Je sais bien que des injustices sont constamment commises dans la relation complexe entre enfants et adultes. Qui d’entre-nous n’a pas lui-même connu d’injustice où on a donné raison à l’adulte alors qu’il avait tort ? Cependant, le fait de donner raison à l’adulte, dans l’impossibilité de trancher équitablement, fournit à la société une génération de futurs adultes qui sauront faire valoir l’autorité et éviter pas mal de dérives. Sans nécessairement être des bourreaux.

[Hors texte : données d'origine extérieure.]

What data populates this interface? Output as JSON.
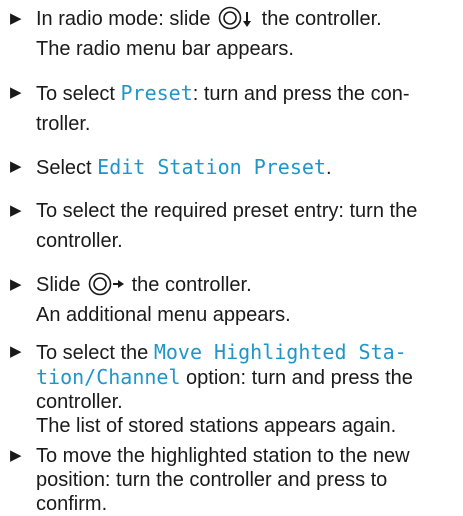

Les enseignants ont l’impression d’être abandonnés et ils finissent par se lasser. Il faudrait donc qu’ils soient plus rassurés et plus épaulés dans leur mission d’éducation. Pourquoi ne pas renforcer en mettant des suppléants dans les classes ? Je sais que la politique actuelle de la France est de réduire les budgets, donc les effectifs. Il est quand même possible de faire appel aux associations ou aux parents d’élèves qui seraient obligés d’assister au cours. Cette assistance au cours pourrait se faire au moins une fois par trimestre, plus fréquemment pour les parents dont les enfants refusent l’autorité. Ils ne devront pas assister à un cours où leur enfant est élève mais ils seront obligés de participer comme est obligé de siéger dans un jury tout citoyen sollicité par sa circonscription juridique. Ces parents seront plus sensibilisés à leur rôle de premier instituteur dans la société.

Autre questionnement, l’actuel modèle de l’école républicaine n’est-il pas au bout de ses possibilités ? Je crois qu’il n’en est pas loin. Cela ne sert à rien de s’évertuer à faire de tout le monde un bon élève, contre vents et marées. Les aptitudes de tous sont nécessaires pour une société prolifique et il n’y a pas de sot métier. Il faudrait beaucoup plus de visites aux ateliers d’artisans, par exemple. A défaut de pouvoir rapidement mettre en place ce système pour tous les élèves, il pourrait l’être pour ceux qui ne veulent définitivement pas étudier. Le coût de ses visites, destinées à découvrir les talents cachés et à susciter des vocations, pourrait être assumé par les parents, totalement ou en partie. Cela nécessite également de revoir à la baisse la durée minimale légale de scolarisation. Il vaut mieux se mettre à apprendre un métier à douze ans que de devenir hitiste2 à seize ans ou pénalement responsable à dix.

Le monde est en train de changer. Il a toujours été changeant mais il change plus vite qu’il ne le faisait dans le passé. Toute chose nouvelle déstabilise et fait perdre ses repères. Il ne faut pas en avoir peur mais s’y adapter. Les solutions extrêmes sont rarement les bonnes et espérer se réveiller un jour pour se retrouver quelques décennies en arrière est une espérance (de certains) qui ne se réalisera pas. Ce qui peut se réaliser c’est d’apprendre à bien vivre ensemble, à s’accepter les uns les autres mais sans laisser qui que ce soit détruire ce qui a été bâti.



Note :

1. Face aux idées, l’intégration à la française, émission regardée sur LCP le 21.04.2011. Première diffusion le 20.04.2011.

2. Hitiste : désoeuvré qui s’appuie contre un mur à longueur de journée.